Yesterday, the U.S. Fish and Wildlife Service (FWS) proposed listing the mountain plover as threatened under the Endangered Species Act (ESA). Citing agriculture, oil and gas, and other alleged threats, a listing would affect activities in Colorado, Wyoming and New Mexico. Parts of northeastern Utah, Western Kansas, northeastern Arizona and northwestern Texas could also be affected.
The proposed listing is a slap in the face to ongoing conservation efforts and partnerships between Colorado agriculture and environmental groups and government agencies like the FWS and Department of the Interior. Increased collaboration between the parties has provided a wealth of information about the birds numbers, and has increased protections for the species through voluntary changes in grazing and tilling.
The FWS also intends to throw out proposed regulatory exemptions (in the form of a 4(d) Rule) for farming and ranching activities.
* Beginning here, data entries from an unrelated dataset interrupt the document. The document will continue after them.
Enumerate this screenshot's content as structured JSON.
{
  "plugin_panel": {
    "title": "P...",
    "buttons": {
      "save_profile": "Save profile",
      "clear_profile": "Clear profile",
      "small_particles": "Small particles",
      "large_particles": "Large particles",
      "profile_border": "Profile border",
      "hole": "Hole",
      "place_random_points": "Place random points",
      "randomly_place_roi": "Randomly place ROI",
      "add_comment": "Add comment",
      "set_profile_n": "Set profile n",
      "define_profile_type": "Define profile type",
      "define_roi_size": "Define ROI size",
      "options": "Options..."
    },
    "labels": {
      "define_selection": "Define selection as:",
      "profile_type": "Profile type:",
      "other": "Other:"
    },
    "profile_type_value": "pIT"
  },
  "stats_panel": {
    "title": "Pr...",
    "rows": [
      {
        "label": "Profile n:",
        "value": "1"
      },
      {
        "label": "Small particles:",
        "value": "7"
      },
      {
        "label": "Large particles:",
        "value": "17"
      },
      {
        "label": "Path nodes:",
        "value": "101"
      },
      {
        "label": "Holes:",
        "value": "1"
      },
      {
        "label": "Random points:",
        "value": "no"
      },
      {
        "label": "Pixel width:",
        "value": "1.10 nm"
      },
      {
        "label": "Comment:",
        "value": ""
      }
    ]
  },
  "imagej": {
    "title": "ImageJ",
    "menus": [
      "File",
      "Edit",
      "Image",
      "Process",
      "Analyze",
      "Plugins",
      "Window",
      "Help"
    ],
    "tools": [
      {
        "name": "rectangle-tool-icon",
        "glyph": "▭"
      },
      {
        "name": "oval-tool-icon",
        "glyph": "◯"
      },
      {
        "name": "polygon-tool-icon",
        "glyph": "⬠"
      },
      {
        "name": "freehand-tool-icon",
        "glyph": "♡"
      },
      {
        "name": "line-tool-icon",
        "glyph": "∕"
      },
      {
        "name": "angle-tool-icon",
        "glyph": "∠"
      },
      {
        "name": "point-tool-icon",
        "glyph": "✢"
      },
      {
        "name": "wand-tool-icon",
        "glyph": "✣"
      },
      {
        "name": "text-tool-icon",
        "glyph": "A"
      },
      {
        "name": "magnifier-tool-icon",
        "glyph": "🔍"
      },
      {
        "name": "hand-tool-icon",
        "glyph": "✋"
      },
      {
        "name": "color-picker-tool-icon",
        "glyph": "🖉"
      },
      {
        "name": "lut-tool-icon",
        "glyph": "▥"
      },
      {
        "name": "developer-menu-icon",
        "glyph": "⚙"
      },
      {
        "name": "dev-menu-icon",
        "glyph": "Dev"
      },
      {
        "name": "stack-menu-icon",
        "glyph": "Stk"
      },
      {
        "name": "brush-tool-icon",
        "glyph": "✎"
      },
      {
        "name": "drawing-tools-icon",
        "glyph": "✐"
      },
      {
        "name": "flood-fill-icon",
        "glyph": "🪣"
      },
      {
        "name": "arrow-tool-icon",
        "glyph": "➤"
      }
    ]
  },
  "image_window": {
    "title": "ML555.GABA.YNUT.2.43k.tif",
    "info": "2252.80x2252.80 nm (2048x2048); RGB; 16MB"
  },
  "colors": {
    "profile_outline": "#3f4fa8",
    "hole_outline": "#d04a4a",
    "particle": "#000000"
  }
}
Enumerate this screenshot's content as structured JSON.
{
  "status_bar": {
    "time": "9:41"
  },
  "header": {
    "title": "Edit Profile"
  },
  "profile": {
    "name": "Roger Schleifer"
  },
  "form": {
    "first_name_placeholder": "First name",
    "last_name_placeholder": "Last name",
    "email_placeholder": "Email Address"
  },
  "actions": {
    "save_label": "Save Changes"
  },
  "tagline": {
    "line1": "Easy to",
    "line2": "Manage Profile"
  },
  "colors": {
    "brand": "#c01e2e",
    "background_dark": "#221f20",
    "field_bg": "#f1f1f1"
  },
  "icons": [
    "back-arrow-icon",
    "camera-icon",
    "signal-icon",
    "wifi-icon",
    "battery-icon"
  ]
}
Without common sense exemptions, farmers and ranchers across eastern Colorado would be shut down by the listing of the plover under the ESA.
Holsinger Law represented the Colorado Farm Bureau, Colorado Cattlemen’s Association and Wyoming Stock Growers Association in litigation over the listed status of the mountain plover in prior years. In closed-door settlement negotiations, the Service settled a case with Forest Guardians (now Wild Earth Guardians) and Biodiversity Conservation Alliance which sought to force the FWS to protect the bird under the ESA.
Despite their name, mountain plovers do not breed in the mountains or the shore, instead, they prefer shortgrass prairies. The plovers are about 8 to 9.5 inches in height, have long legs and are sandy-brown in coloration. Mountain plovers inhabit prairie grasslands, arid plains and fields. Nesting plovers choose shortgrass prairies grazed by prairie dogs, bison and cattle, and overgrazed tallgrass and fallow fields. Tillage of fields is a major source of food for plover populations. Colorado is the primary breeding ground and summer range for the mountain plover, but breeding also takes place in Wyoming and New Mexico, parts of northeastern Utah, Western Kansas, northeastern Arizona and northwestern Texas.
The mountain plover is listed as a species of special concern (not a statutory designation under the ESA) in Colorado. Indicators of population trends show a possible decline of 38 to 70 percent over 31 years, however additional inventories conducted with the assistance of Colorado Farm Bureau and Colorado farmers and ranchers since 1995 suggest that mountain plovers are more widely distributed than previously known.
Comments on the proposed listing are due August 30, 2010 and a final listing decision is expected by May, 2011. Colorado Farm Bureau will be submitting comments to the FWS in opposition to the proposed rule.